Advocacy, Treatment Supporters and Peers, Health IT Tools

  • Raising awareness, understanding of and education on mental disorders are key factors in fighting stigma and improving the quality and availability of services.
  • Peer support groups for people with mental illness offer a much-needed opportunity for socialization. Many affected by mental illness feel ostracized.
  • In the U.S., there are still many who do not seek treatment for mental disorders because they lack insurance.
  • Given the high demand for instant communication, shared information, and data collection and reporting in integrated approaches, the use of electronic medical record systems is almost a requirement.
  • Electronic consultation services are on the rise and states are slowly recognizing the cost saving and other qualities of these services. Project ECHO at the University of New Mexico builds the capacity of primary care teams to treat a more complex array of conditions in their setting, usually for underserved populations, via telemedicine.
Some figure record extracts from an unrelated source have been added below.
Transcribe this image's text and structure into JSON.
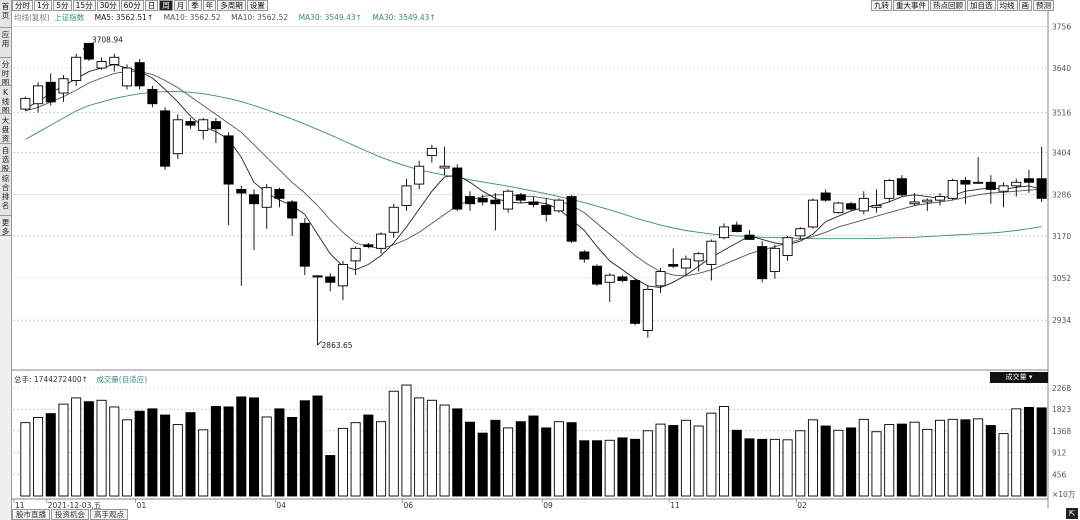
{
  "sidebar": {
    "items": [
      {
        "label": "首页"
      },
      {
        "label": "应用"
      },
      {
        "label": "分时图"
      },
      {
        "label": "K线图"
      },
      {
        "label": "大盘资料"
      },
      {
        "label": "自选股"
      },
      {
        "label": "综合排名"
      },
      {
        "label": "更多"
      }
    ]
  },
  "toolbar": {
    "periods": [
      "分时",
      "1分",
      "5分",
      "15分",
      "30分",
      "60分",
      "日",
      "周",
      "月",
      "季",
      "年",
      "多周期",
      "设置"
    ],
    "active_period": "周",
    "right_buttons": [
      "九转",
      "重大事件",
      "热点回顾",
      "加自选",
      "均线",
      "画",
      "预测"
    ]
  },
  "header": {
    "indicator": "均线(复权)",
    "index_name": "上证指数",
    "ma5": "MA5: 3562.51↑",
    "ma10": "MA10: 3562.52",
    "ma10b": "MA10: 3562.52",
    "ma30": "MA30: 3549.43↑",
    "ma30b": "MA30: 3549.43↑"
  },
  "annotations": {
    "high": "3708.94",
    "low": "2863.65",
    "date_label": "2021-12-03,五"
  },
  "price_axis": [
    "3756",
    "3640",
    "3516",
    "3404",
    "3286",
    "3170",
    "3052",
    "2934"
  ],
  "volume": {
    "header_label": "总手: 1744272400↑",
    "mode": "成交量(自适应)",
    "dropdown_label": "成交量",
    "axis": [
      "2268",
      "1823",
      "1368",
      "912",
      "456",
      "×10万"
    ]
  },
  "time_axis": [
    "11",
    "2021-12-03,五",
    "01",
    "04",
    "06",
    "09",
    "11",
    "02"
  ],
  "bottom_tabs": [
    "股市直播",
    "投资机会",
    "高手观点"
  ],
  "colors": {
    "up_fill": "#ffffff",
    "down_fill": "#000000",
    "ma5": "#222222",
    "ma10": "#555555",
    "ma30": "#3a8a80",
    "grid": "#b0b0c8"
  },
  "chart_data": {
    "type": "candlestick",
    "ylim": [
      2800,
      3780
    ],
    "vol_ylim": [
      0,
      2268
    ],
    "bars": [
      {
        "o": 3525,
        "h": 3560,
        "l": 3520,
        "c": 3555,
        "v": 1540
      },
      {
        "o": 3540,
        "h": 3600,
        "l": 3515,
        "c": 3590,
        "v": 1650
      },
      {
        "o": 3600,
        "h": 3625,
        "l": 3535,
        "c": 3545,
        "v": 1730
      },
      {
        "o": 3570,
        "h": 3620,
        "l": 3545,
        "c": 3610,
        "v": 1930
      },
      {
        "o": 3605,
        "h": 3680,
        "l": 3590,
        "c": 3670,
        "v": 2060
      },
      {
        "o": 3709,
        "h": 3709,
        "l": 3660,
        "c": 3665,
        "v": 1980
      },
      {
        "o": 3640,
        "h": 3670,
        "l": 3635,
        "c": 3658,
        "v": 2010
      },
      {
        "o": 3650,
        "h": 3680,
        "l": 3630,
        "c": 3670,
        "v": 1870
      },
      {
        "o": 3590,
        "h": 3650,
        "l": 3580,
        "c": 3640,
        "v": 1600
      },
      {
        "o": 3655,
        "h": 3665,
        "l": 3580,
        "c": 3590,
        "v": 1780
      },
      {
        "o": 3580,
        "h": 3590,
        "l": 3530,
        "c": 3540,
        "v": 1830
      },
      {
        "o": 3520,
        "h": 3530,
        "l": 3355,
        "c": 3365,
        "v": 1700
      },
      {
        "o": 3400,
        "h": 3510,
        "l": 3385,
        "c": 3495,
        "v": 1500
      },
      {
        "o": 3490,
        "h": 3500,
        "l": 3470,
        "c": 3480,
        "v": 1750
      },
      {
        "o": 3465,
        "h": 3500,
        "l": 3440,
        "c": 3495,
        "v": 1390
      },
      {
        "o": 3490,
        "h": 3500,
        "l": 3430,
        "c": 3470,
        "v": 1880
      },
      {
        "o": 3450,
        "h": 3460,
        "l": 3200,
        "c": 3315,
        "v": 1870
      },
      {
        "o": 3300,
        "h": 3310,
        "l": 3030,
        "c": 3290,
        "v": 2080
      },
      {
        "o": 3285,
        "h": 3300,
        "l": 3130,
        "c": 3260,
        "v": 2060
      },
      {
        "o": 3250,
        "h": 3315,
        "l": 3190,
        "c": 3305,
        "v": 1660
      },
      {
        "o": 3300,
        "h": 3305,
        "l": 3250,
        "c": 3275,
        "v": 1830
      },
      {
        "o": 3265,
        "h": 3270,
        "l": 3170,
        "c": 3220,
        "v": 1650
      },
      {
        "o": 3205,
        "h": 3220,
        "l": 3060,
        "c": 3085,
        "v": 2000
      },
      {
        "o": 3058,
        "h": 3060,
        "l": 2864,
        "c": 3055,
        "v": 2100
      },
      {
        "o": 3055,
        "h": 3065,
        "l": 3015,
        "c": 3040,
        "v": 850
      },
      {
        "o": 3030,
        "h": 3100,
        "l": 2990,
        "c": 3090,
        "v": 1420
      },
      {
        "o": 3100,
        "h": 3140,
        "l": 3060,
        "c": 3135,
        "v": 1540
      },
      {
        "o": 3145,
        "h": 3150,
        "l": 3135,
        "c": 3140,
        "v": 1700
      },
      {
        "o": 3135,
        "h": 3180,
        "l": 3120,
        "c": 3175,
        "v": 1560
      },
      {
        "o": 3180,
        "h": 3260,
        "l": 3165,
        "c": 3250,
        "v": 2200
      },
      {
        "o": 3255,
        "h": 3330,
        "l": 3240,
        "c": 3310,
        "v": 2330
      },
      {
        "o": 3315,
        "h": 3380,
        "l": 3300,
        "c": 3365,
        "v": 2060
      },
      {
        "o": 3395,
        "h": 3425,
        "l": 3375,
        "c": 3415,
        "v": 2010
      },
      {
        "o": 3360,
        "h": 3420,
        "l": 3340,
        "c": 3365,
        "v": 1910
      },
      {
        "o": 3360,
        "h": 3370,
        "l": 3240,
        "c": 3245,
        "v": 1830
      },
      {
        "o": 3280,
        "h": 3295,
        "l": 3240,
        "c": 3260,
        "v": 1550
      },
      {
        "o": 3275,
        "h": 3285,
        "l": 3255,
        "c": 3265,
        "v": 1320
      },
      {
        "o": 3270,
        "h": 3290,
        "l": 3185,
        "c": 3260,
        "v": 1590
      },
      {
        "o": 3245,
        "h": 3300,
        "l": 3235,
        "c": 3295,
        "v": 1430
      },
      {
        "o": 3285,
        "h": 3290,
        "l": 3262,
        "c": 3270,
        "v": 1560
      },
      {
        "o": 3265,
        "h": 3280,
        "l": 3250,
        "c": 3258,
        "v": 1680
      },
      {
        "o": 3255,
        "h": 3275,
        "l": 3210,
        "c": 3230,
        "v": 1430
      },
      {
        "o": 3240,
        "h": 3275,
        "l": 3235,
        "c": 3270,
        "v": 1560
      },
      {
        "o": 3280,
        "h": 3285,
        "l": 3150,
        "c": 3155,
        "v": 1540
      },
      {
        "o": 3125,
        "h": 3130,
        "l": 3095,
        "c": 3105,
        "v": 1160
      },
      {
        "o": 3085,
        "h": 3090,
        "l": 3030,
        "c": 3035,
        "v": 1160
      },
      {
        "o": 3040,
        "h": 3065,
        "l": 2985,
        "c": 3060,
        "v": 1170
      },
      {
        "o": 3055,
        "h": 3060,
        "l": 3040,
        "c": 3045,
        "v": 1220
      },
      {
        "o": 3045,
        "h": 3050,
        "l": 2920,
        "c": 2925,
        "v": 1190
      },
      {
        "o": 2905,
        "h": 3030,
        "l": 2885,
        "c": 3020,
        "v": 1370
      },
      {
        "o": 3030,
        "h": 3080,
        "l": 3010,
        "c": 3070,
        "v": 1510
      },
      {
        "o": 3090,
        "h": 3135,
        "l": 3080,
        "c": 3085,
        "v": 1480
      },
      {
        "o": 3080,
        "h": 3115,
        "l": 3060,
        "c": 3105,
        "v": 1590
      },
      {
        "o": 3100,
        "h": 3125,
        "l": 3070,
        "c": 3120,
        "v": 1470
      },
      {
        "o": 3090,
        "h": 3160,
        "l": 3045,
        "c": 3155,
        "v": 1740
      },
      {
        "o": 3165,
        "h": 3205,
        "l": 3160,
        "c": 3195,
        "v": 1880
      },
      {
        "o": 3200,
        "h": 3210,
        "l": 3180,
        "c": 3182,
        "v": 1380
      },
      {
        "o": 3172,
        "h": 3186,
        "l": 3158,
        "c": 3160,
        "v": 1200
      },
      {
        "o": 3140,
        "h": 3155,
        "l": 3040,
        "c": 3050,
        "v": 1190
      },
      {
        "o": 3070,
        "h": 3145,
        "l": 3050,
        "c": 3135,
        "v": 1190
      },
      {
        "o": 3115,
        "h": 3170,
        "l": 3100,
        "c": 3165,
        "v": 1180
      },
      {
        "o": 3170,
        "h": 3195,
        "l": 3160,
        "c": 3190,
        "v": 1370
      },
      {
        "o": 3195,
        "h": 3275,
        "l": 3190,
        "c": 3270,
        "v": 1600
      },
      {
        "o": 3290,
        "h": 3300,
        "l": 3265,
        "c": 3270,
        "v": 1470
      },
      {
        "o": 3235,
        "h": 3265,
        "l": 3232,
        "c": 3262,
        "v": 1380
      },
      {
        "o": 3260,
        "h": 3265,
        "l": 3240,
        "c": 3245,
        "v": 1430
      },
      {
        "o": 3240,
        "h": 3295,
        "l": 3230,
        "c": 3275,
        "v": 1610
      },
      {
        "o": 3250,
        "h": 3300,
        "l": 3235,
        "c": 3255,
        "v": 1350
      },
      {
        "o": 3275,
        "h": 3330,
        "l": 3265,
        "c": 3325,
        "v": 1500
      },
      {
        "o": 3330,
        "h": 3340,
        "l": 3280,
        "c": 3285,
        "v": 1510
      },
      {
        "o": 3260,
        "h": 3290,
        "l": 3255,
        "c": 3265,
        "v": 1550
      },
      {
        "o": 3265,
        "h": 3275,
        "l": 3240,
        "c": 3270,
        "v": 1400
      },
      {
        "o": 3270,
        "h": 3290,
        "l": 3255,
        "c": 3280,
        "v": 1590
      },
      {
        "o": 3275,
        "h": 3330,
        "l": 3270,
        "c": 3325,
        "v": 1610
      },
      {
        "o": 3325,
        "h": 3335,
        "l": 3260,
        "c": 3315,
        "v": 1600
      },
      {
        "o": 3320,
        "h": 3390,
        "l": 3315,
        "c": 3320,
        "v": 1620
      },
      {
        "o": 3320,
        "h": 3340,
        "l": 3260,
        "c": 3300,
        "v": 1480
      },
      {
        "o": 3295,
        "h": 3320,
        "l": 3250,
        "c": 3310,
        "v": 1310
      },
      {
        "o": 3310,
        "h": 3330,
        "l": 3280,
        "c": 3320,
        "v": 1830
      },
      {
        "o": 3330,
        "h": 3355,
        "l": 3290,
        "c": 3320,
        "v": 1860
      },
      {
        "o": 3330,
        "h": 3420,
        "l": 3265,
        "c": 3275,
        "v": 1850
      }
    ],
    "ma5": [
      3528,
      3545,
      3570,
      3590,
      3610,
      3630,
      3640,
      3650,
      3640,
      3630,
      3612,
      3580,
      3545,
      3505,
      3475,
      3462,
      3440,
      3390,
      3320,
      3290,
      3270,
      3255,
      3230,
      3175,
      3120,
      3085,
      3075,
      3090,
      3115,
      3150,
      3195,
      3245,
      3295,
      3335,
      3340,
      3320,
      3295,
      3275,
      3265,
      3262,
      3265,
      3260,
      3245,
      3215,
      3185,
      3140,
      3100,
      3075,
      3050,
      3030,
      3025,
      3040,
      3060,
      3085,
      3110,
      3130,
      3150,
      3170,
      3160,
      3150,
      3145,
      3155,
      3175,
      3210,
      3225,
      3240,
      3250,
      3255,
      3265,
      3280,
      3285,
      3280,
      3275,
      3283,
      3295,
      3300,
      3305,
      3300,
      3306,
      3310,
      3300
    ],
    "ma10": [
      3520,
      3530,
      3545,
      3560,
      3578,
      3598,
      3612,
      3625,
      3630,
      3630,
      3622,
      3605,
      3585,
      3560,
      3535,
      3510,
      3485,
      3460,
      3425,
      3390,
      3355,
      3320,
      3290,
      3255,
      3215,
      3180,
      3150,
      3140,
      3135,
      3145,
      3160,
      3180,
      3205,
      3230,
      3255,
      3270,
      3280,
      3285,
      3285,
      3282,
      3280,
      3275,
      3268,
      3255,
      3235,
      3205,
      3175,
      3145,
      3115,
      3090,
      3070,
      3060,
      3058,
      3065,
      3075,
      3090,
      3105,
      3120,
      3130,
      3140,
      3150,
      3160,
      3168,
      3180,
      3195,
      3205,
      3215,
      3225,
      3235,
      3245,
      3255,
      3260,
      3265,
      3270,
      3278,
      3285,
      3290,
      3292,
      3295,
      3298,
      3300
    ],
    "ma30": [
      3440,
      3460,
      3480,
      3500,
      3520,
      3535,
      3545,
      3555,
      3562,
      3568,
      3572,
      3574,
      3574,
      3572,
      3568,
      3562,
      3555,
      3546,
      3535,
      3523,
      3510,
      3497,
      3483,
      3468,
      3453,
      3437,
      3421,
      3405,
      3390,
      3377,
      3365,
      3355,
      3347,
      3340,
      3333,
      3327,
      3321,
      3315,
      3309,
      3302,
      3295,
      3288,
      3280,
      3272,
      3263,
      3253,
      3243,
      3232,
      3220,
      3210,
      3200,
      3192,
      3185,
      3180,
      3175,
      3172,
      3170,
      3168,
      3166,
      3165,
      3164,
      3163,
      3162,
      3162,
      3162,
      3162,
      3162,
      3163,
      3164,
      3165,
      3166,
      3168,
      3170,
      3172,
      3174,
      3176,
      3178,
      3181,
      3185,
      3190,
      3196
    ]
  }
}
It has shown clinical outcomes in the community that are equivalent to those achieved by academic medical centers, and its model is being replicated across the U.S.
  • In Haiti, Partners In Health is in early planning stages to pilot a cell-phone interface to help community health workers refer and track outcomes. Other examples of such cell-phone based interfaces for non-specialist mental health care exist in low-resource settings.